How Vicinity is using heat pumps

Industrial-scale heat pumps will be installed in cities around the country where Vicinity’s facilities are located near water sources and already employ water intake systems. These heat pumps will extract heat from adjacent water sources, like the Charles and Schuylkill Rivers, to generate steam and improve the system’s overall efficiency.

Across all of our operations, heat pumps will be used with electric boilers and thermal storage technologies to fully decarbonize our operations.

This first planned heat pump complex in Cambridge will be powered by renewable electricity to efficiently harvest energy from the Charles River and return the water to a lower temperature.

Early design of the industrial-scale heat pump Vicinity Energy is developing in partnership with MAN Energy Solutions.

Why industrial heat pumps are important for Vicinity, our customers, and the environment

The global energy transition can only succeed with decarbonizing heat. Why? Heating in buildings is responsible for four gigatons (Gt) of CO2 emissions annually—10% of global emissions, according to the International Energy Agency (IEA). The heating sector accounts for 30-40% of CO2 emissions globally.

Water-source heat pumps are a proven solution to fossil- fuel-driven heating because they can efficiently harness the renewable power of water sources.
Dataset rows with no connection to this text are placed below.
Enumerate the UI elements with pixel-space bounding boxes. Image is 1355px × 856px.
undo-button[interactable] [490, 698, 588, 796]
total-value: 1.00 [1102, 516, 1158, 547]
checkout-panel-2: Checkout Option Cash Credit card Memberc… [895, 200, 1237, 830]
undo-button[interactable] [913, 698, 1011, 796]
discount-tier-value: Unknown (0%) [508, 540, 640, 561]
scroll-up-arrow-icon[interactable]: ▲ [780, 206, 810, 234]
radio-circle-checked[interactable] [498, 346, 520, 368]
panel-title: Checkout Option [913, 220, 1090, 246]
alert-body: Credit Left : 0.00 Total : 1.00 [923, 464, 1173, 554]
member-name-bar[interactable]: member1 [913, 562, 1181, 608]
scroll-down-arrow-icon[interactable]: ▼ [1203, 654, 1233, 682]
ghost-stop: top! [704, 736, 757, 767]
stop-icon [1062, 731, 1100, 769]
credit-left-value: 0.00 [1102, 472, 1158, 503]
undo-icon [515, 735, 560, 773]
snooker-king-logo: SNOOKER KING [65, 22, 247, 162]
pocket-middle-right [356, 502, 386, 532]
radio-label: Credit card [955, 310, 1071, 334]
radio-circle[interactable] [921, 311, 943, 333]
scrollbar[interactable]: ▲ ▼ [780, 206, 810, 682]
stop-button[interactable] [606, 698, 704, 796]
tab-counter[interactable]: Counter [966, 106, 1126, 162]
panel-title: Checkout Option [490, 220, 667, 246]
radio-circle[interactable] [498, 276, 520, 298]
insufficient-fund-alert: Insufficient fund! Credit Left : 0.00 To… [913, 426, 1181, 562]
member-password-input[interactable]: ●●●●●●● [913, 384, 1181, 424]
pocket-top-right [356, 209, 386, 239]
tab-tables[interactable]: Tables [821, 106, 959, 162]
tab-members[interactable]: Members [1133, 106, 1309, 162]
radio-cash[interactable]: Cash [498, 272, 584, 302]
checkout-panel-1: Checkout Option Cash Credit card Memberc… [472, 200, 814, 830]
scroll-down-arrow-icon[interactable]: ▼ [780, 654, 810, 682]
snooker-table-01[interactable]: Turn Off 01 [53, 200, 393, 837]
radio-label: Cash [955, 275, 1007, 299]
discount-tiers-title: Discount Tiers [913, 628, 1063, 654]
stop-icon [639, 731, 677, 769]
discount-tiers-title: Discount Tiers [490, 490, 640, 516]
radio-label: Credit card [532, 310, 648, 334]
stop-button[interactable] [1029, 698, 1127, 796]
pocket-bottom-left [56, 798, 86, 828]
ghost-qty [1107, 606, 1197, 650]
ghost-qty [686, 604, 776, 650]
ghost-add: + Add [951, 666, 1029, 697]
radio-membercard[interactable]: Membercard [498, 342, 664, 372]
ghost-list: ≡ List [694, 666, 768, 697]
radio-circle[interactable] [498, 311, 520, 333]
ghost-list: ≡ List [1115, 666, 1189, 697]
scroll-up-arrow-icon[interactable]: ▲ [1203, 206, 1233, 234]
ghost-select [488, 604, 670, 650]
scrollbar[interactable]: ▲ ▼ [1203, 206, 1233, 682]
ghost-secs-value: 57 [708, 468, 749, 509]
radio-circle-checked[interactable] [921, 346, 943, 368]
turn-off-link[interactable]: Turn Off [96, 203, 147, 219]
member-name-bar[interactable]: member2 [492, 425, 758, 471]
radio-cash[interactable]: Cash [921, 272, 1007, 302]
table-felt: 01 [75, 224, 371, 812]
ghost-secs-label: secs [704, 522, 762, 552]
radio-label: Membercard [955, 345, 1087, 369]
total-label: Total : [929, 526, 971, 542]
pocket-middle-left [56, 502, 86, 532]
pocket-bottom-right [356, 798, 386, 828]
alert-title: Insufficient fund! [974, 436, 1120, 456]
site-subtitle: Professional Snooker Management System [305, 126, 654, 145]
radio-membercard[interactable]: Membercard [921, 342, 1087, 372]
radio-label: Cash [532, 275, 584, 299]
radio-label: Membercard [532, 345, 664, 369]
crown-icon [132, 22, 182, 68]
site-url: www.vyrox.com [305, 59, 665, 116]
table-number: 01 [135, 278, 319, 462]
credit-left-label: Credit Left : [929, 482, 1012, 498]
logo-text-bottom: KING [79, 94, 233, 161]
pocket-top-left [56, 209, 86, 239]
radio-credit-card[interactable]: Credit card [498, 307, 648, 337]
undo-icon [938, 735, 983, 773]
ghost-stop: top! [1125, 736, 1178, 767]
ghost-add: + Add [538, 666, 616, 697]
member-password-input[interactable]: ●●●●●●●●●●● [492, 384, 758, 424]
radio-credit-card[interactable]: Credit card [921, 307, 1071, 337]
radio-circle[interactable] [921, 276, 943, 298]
In 2021, approximately 10% percent of the global demand for space heating was satisfied by heat pumps. In some countries such as Norway, Sweden, and Finland, heat pumps are the most widely used heating source and have already begun integrating with district energy systems. The district system in Glasgow will leverage heat pumps to extract cold water from the adjacent River Clyde. This will cover over 80% of building heat demand and will deliver immediate carbon reductions of 50%.

By installing industrial-scale heat pumps at our central facilities, Vicinity is one step closer to instantly decarbonizing millions of square feet of building space for the good of our customers, communities, and the cities we operate. The impact of this plan is substantial: by 2035, Vicinity’s investments at our Kendall, MA facility will reduce the carbon intensity of our steam by 50%, the equivalent of 400,000 tons.